A word mark, for example, XEROX, APPLE, COKE, FORD.
A logo mark, may be, for example this logo mark:
A slogan trademark may be, for example “We keep you road ready” for an automotive repair shop, or the USPS slogan of “we deliver for you”.
An example of a sound trademark can be the chimes of the NBC television channel jingle, or the DING! of Southwest’s commercials.
An example of a color trade can be the pink color of Owens Corning fiberglass insulation.
An example of a product packaging can be the distinctive bottle design of Coca-Cola or the French fry container for a McDonald’s large fry.
An example of product configurations can be the protected product configuration of the Hershey chocolate bar.

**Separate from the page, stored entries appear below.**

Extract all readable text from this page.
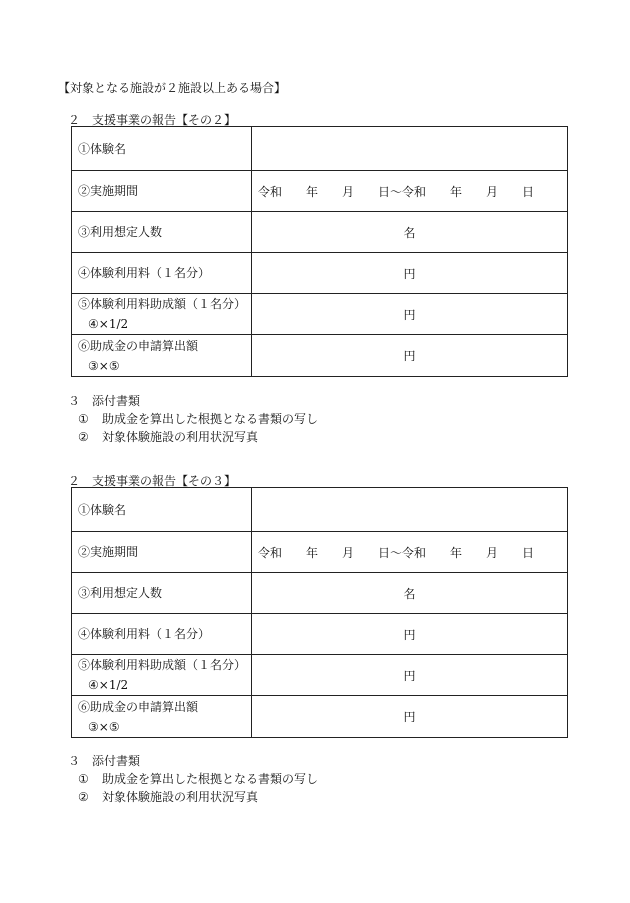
【対象となる施設が２施設以上ある場合】
２　支援事業の報告【その２】
①体験名	
②実施期間	令和　　年　　月　　日～令和　　年　　月　　日
③利用想定人数	名
④体験利用料（１名分）	円

⑤体験利用料助成額（１名分）
④×1/2	円

⑥助成金の申請算出額
③×⑤	円
３　添付書類
① 助成金を算出した根拠となる書類の写し
② 対象体験施設の利用状況写真
２　支援事業の報告【その３】
①体験名	
②実施期間	令和　　年　　月　　日～令和　　年　　月　　日
③利用想定人数	名
④体験利用料（１名分）	円

⑤体験利用料助成額（１名分）
④×1/2	円

⑥助成金の申請算出額
③×⑤	円
３　添付書類
① 助成金を算出した根拠となる書類の写し
② 対象体験施設の利用状況写真
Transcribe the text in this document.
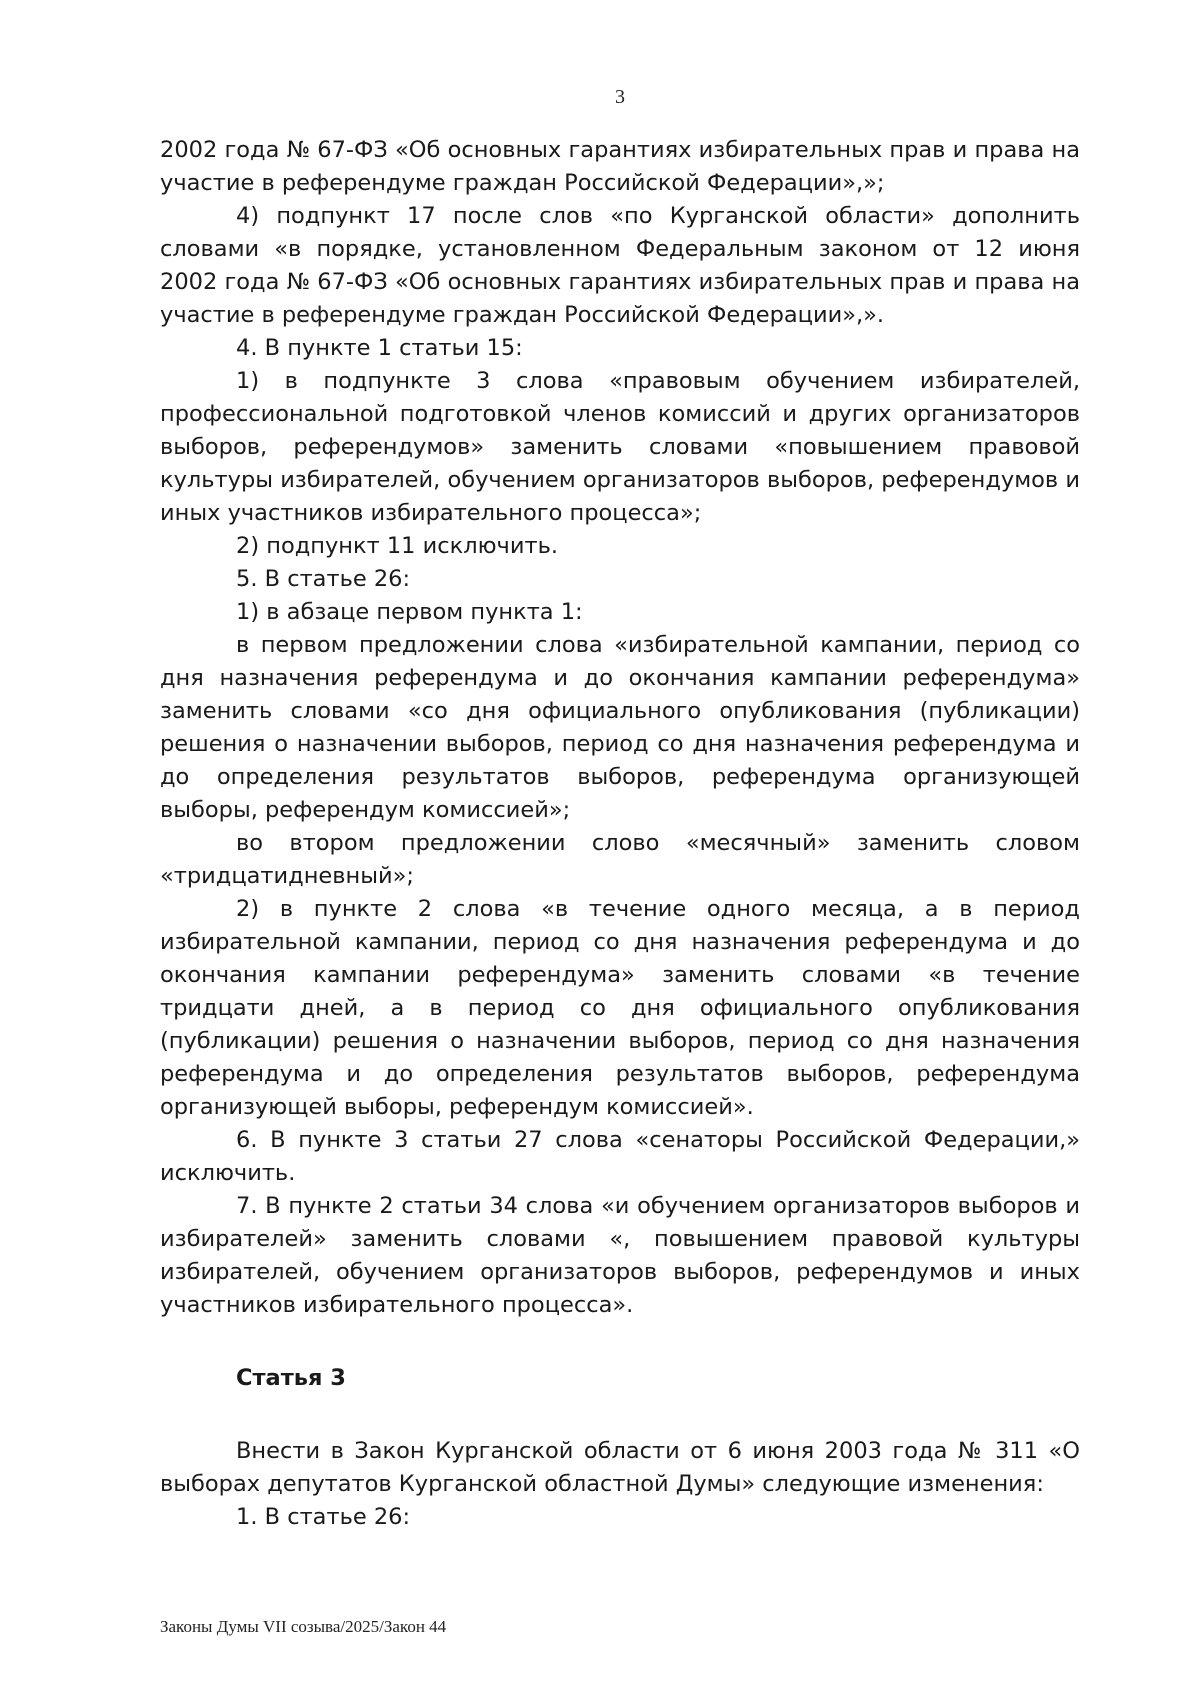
3

2002 года № 67-ФЗ «Об основных гарантиях избирательных прав и права на участие в референдуме граждан Российской Федерации»,»;

4) подпункт 17 после слов «по Курганской области» дополнить словами «в порядке, установленном Федеральным законом от 12 июня 2002 года № 67-ФЗ «Об основных гарантиях избирательных прав и права на участие в референдуме граждан Российской Федерации»,».

4. В пункте 1 статьи 15:

1) в подпункте 3 слова «правовым обучением избирателей, профессиональной подготовкой членов комиссий и других организаторов выборов, референдумов» заменить словами «повышением правовой культуры избирателей, обучением организаторов выборов, референдумов и иных участников избирательного процесса»;

2) подпункт 11 исключить.

5. В статье 26:

1) в абзаце первом пункта 1:

в первом предложении слова «избирательной кампании, период со дня назначения референдума и до окончания кампании референдума» заменить словами «со дня официального опубликования (публикации) решения о назначении выборов, период со дня назначения референдума и до определения результатов выборов, референдума организующей выборы, референдум комиссией»;

во втором предложении слово «месячный» заменить словом «тридцатидневный»;

2) в пункте 2 слова «в течение одного месяца, а в период избирательной кампании, период со дня назначения референдума и до окончания кампании референдума» заменить словами «в течение тридцати дней, а в период со дня официального опубликования (публикации) решения о назначении выборов, период со дня назначения референдума и до определения результатов выборов, референдума организующей выборы, референдум комиссией».

6. В пункте 3 статьи 27 слова «сенаторы Российской Федерации,» исключить.

7. В пункте 2 статьи 34 слова «и обучением организаторов выборов и избирателей» заменить словами «, повышением правовой культуры избирателей, обучением организаторов выборов, референдумов и иных участников избирательного процесса».

Статья 3

Внести в Закон Курганской области от 6 июня 2003 года № 311 «О выборах депутатов Курганской областной Думы» следующие изменения:

1. В статье 26:

Законы Думы VII созыва/2025/Закон 44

Each one of these performs a function to act as an indicator of source of the owner. In each case, while the medium is different, or the appearance is different, there is certainly an impression on a consumer that when they see, hear or say one of these, there is a connection to a source of the products and services.
And there are thousands of examples of each one of these types of trademarks.
Also, each of these trademarks is connected to one or more goods and/or services. That is, the trademark does not exist in a vacuum and reserved for any use. Rather, a trademark is connected with particular goods and services of the owner.
As trademarks become more famous, their zone of exclusion can grow. For example, it is very difficult to think that the term Apple can be used for many things without triggering an accusation from Apple. This is because the Apple mark has become quite famous.
On the other hand, the same trademark may be utilized for different services by different owners where there is little chance of any confusion. For example, there are a number of trademarks that may be the same, but in vastly different services or goods. The same mark Equal has a number of different registrations owned by different owners in vastly different goods and services. And, all can peacefully co-exist.